Feminizm, kültür tarihini yapı-söküme uğratarak, insan yaşamının her katmanına damgasını vuran eril tahakkümü görünür kıldı. Öte yandan ekolojik ve sınıfsal mücadelelerin de zaman zaman cinsiyetçiliğe karşı verilen mücadeleyle kesiştiğini görüyoruz. Atomize olmamış, dayanışmacı ve müşterek bir siyasetin feminizmden öğrenmesi gerekenler nelerdir? Bir başka deyişle, 21. yüzyılın devrimci ufkunda feminizmin rolü nedir?
Bu soruyla ilgili iki noktaya işaret etmek istiyorum. İlki, kapitalist toplumda eril tahakkümün yeri ve rolü; ikincisi ise feminizmin anti-kapitalist mücadeledeki konumu ve işlevi. Bana göre, eril tahakkümün kapitalist toplumda yapısal bir temeli bulunmakta. Bu temel, üreme ve üretim emeği arasındaki ana ayrımı da içine almaktadır.
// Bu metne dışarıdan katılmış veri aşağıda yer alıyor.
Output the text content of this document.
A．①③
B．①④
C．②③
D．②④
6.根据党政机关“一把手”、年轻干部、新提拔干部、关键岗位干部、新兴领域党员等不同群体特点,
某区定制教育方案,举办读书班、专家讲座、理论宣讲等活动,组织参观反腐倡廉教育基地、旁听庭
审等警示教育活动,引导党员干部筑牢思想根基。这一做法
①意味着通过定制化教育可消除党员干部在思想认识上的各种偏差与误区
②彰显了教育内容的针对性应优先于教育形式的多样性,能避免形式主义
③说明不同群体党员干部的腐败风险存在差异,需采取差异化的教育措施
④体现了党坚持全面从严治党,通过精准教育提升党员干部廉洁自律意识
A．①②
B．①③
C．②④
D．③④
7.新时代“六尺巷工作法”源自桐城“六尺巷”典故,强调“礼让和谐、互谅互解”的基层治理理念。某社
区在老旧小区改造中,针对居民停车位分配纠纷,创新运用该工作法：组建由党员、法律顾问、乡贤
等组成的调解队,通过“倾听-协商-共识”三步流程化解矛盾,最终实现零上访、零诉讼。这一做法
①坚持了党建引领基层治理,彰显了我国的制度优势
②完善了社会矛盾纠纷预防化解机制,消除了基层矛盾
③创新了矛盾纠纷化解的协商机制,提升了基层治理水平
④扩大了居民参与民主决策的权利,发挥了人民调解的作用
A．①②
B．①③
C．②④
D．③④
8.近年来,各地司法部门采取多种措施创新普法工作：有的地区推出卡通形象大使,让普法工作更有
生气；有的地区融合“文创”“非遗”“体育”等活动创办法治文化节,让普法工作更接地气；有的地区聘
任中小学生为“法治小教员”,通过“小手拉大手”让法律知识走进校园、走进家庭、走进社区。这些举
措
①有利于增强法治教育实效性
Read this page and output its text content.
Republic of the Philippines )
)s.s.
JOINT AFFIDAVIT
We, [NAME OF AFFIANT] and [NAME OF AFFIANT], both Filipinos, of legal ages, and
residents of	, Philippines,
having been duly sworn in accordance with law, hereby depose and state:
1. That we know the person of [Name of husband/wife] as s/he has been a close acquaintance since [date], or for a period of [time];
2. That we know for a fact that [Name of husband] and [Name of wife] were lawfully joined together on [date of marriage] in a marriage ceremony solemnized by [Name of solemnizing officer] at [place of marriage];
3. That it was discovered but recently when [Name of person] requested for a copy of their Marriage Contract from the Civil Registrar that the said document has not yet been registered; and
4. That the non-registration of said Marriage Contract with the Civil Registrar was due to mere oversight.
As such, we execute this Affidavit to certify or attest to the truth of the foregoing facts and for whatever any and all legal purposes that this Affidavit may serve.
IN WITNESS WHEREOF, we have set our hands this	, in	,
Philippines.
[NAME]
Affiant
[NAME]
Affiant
Bu doğrultuda kapitalizm, kadın ve erkeklere atanmış roller arasında keskin bir çizgi çizen ilk toplumdur, insanlığın ilk çağlarında bile bu atanan rollere uygun işlerin hepsi emek olarak görülmekteydi. Kapitalizm mutlak ve keskin bir şekilde ev içi emek ve ev dışında gerçekleşen emeğin arasına bir çizgi çekti ve evdeki emeği, meta üretiminin gerisinde bıraktı. Bu ayrımla, kapitalizme içkin cinsiyet ayrımı da kadının itaatkârlığını yaratmış oldu. Bu nedenle, kadının itaatkârlığına karşı mücadele, sınıf çatışmasını da kapsayan, anti-kapitalist bir mücadeleyi içermelidir. Düzgünce örgütlenmiş feminist ve ırkçılık karşıtı mücadele bir sınıf mücadelesidir. Sınıf çatışmasının sadece fabrika çalışanlarına has olduğunu düşünmek büyük bir yanılgı. Eğer sorunuzu yeniden şekillendirecek olursam; sınıf mücadelesi, geleneksel Marksist düşüncenin öngördüğünün aksine daha geniş kapsamlı ve farklıdır. Buna göre, sınıf mücadelesi feminist hale gelmeli ve üreme-üretim dikotomisini ele almalıdır. Ve feminizm de eğer, kendisini sadece kadınları iş hayatında yüksek mevkilere getirmenin bir aracı olarak görmüyorsa Marksist düşünceden nemalanmalıdır.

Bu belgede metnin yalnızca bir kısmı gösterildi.